The significance of the proposed work is to develop and validate a prototype HTS-compatible HepaRG-based BioChip by directed nanopattern-guided differentiation. HepaRGs undergo a complete differentiation program, which we will exploit to assess effects of nanopattern-guided differentiation/ cellular reorganization. Thus our research will grant access to general mechanistics of external cues for the improved culture of other hepatic cell types.

We will determine the interplay between nanoengineered substrates and hepatic phenotypic function by assessing:
*Nanotopographical control of HepaRG differentiation on fabricated nanopatterned polymer slides
*Define optimal configuration most predictive of in vivo-like metabolism
*Perform rigorous hepatotoxicity testing interrogated with automated HTS-compatible CellProfiler
*Using the above criteria, integrate the system for HTS using a novel ubiquitous 'BioChip' HTS platform for hepatotoxicity testing

The global market for drug discovery technologies and products is expected to expand from $41.0 billion in 2012 to $79.0 billion in 2017. Indeed, the drug discovery industry is highly dependent on cell-based assays and high-throughput screening (HTS) tools and the latter sector is expected to expand from $11.5 billion in 2012 to $20.0 billion in 2017.

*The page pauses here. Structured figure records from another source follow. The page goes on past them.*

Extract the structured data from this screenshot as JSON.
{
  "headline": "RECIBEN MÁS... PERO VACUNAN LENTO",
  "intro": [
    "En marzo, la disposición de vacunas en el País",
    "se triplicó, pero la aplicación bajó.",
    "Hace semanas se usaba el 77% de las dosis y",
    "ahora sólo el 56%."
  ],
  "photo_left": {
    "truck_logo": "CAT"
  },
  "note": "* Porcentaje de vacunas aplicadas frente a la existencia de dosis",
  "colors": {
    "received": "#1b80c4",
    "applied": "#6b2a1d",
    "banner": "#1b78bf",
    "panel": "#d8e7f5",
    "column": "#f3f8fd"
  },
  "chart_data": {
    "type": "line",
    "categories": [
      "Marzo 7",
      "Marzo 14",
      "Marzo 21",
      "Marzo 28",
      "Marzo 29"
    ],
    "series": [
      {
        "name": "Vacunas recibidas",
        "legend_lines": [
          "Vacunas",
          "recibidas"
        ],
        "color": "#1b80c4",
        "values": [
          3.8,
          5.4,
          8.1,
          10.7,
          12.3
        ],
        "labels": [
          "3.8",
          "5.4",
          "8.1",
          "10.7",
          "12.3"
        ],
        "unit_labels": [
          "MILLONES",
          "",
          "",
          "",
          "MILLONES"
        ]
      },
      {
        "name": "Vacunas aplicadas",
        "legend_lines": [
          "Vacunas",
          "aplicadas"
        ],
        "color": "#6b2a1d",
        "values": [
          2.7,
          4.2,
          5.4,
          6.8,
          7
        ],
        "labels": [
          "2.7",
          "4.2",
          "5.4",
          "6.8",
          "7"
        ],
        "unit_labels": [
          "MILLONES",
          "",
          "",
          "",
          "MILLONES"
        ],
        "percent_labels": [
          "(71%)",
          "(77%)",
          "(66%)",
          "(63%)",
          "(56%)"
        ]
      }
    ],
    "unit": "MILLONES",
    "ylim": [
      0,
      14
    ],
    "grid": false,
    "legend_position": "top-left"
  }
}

There are some commercially available liver models include from RegeneMed, Hepregen and LiverChip. These systems utilize either heterologous hepatic co-cultures using rodent, primate or primary human hepatocytes combining complex multi-step microfabrication manufacturing processes leading to significantly increase per unit costs.

Besides having direct academic impact, our proposed nanofabrication based high-throughput system will have significant industrial impact. The driving technology underpinning the project is extremely accurate and will provide no batch-to-batch variation between samples. Moreover, it will be based on well established multi-well formats already widely used in industry and pharma. Gadegaard has a number of industrial contacts in the area of plastic cell culture ware made by injection moulding and is experience discussing with industry on translation aspects of the research outputs.

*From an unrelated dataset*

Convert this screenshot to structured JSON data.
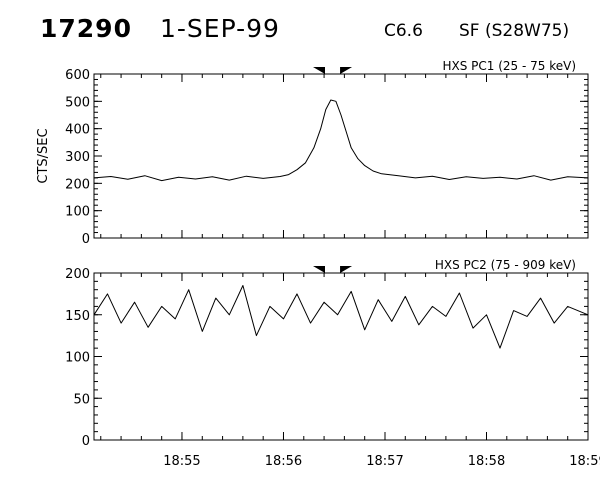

The research to be carried out and the outcomes will also have an interest to the public. With an increasingly ageing population we are increasingly relying on the health services provided leading to increased costs. Thus technologies capable of reducing such costs and providing for a faster route from discovery to market for pharma companies will also be of the public's interest. This importance will be communicated to the public using well-established routes of public engagement available at but University of Glasgow and Edinburgh.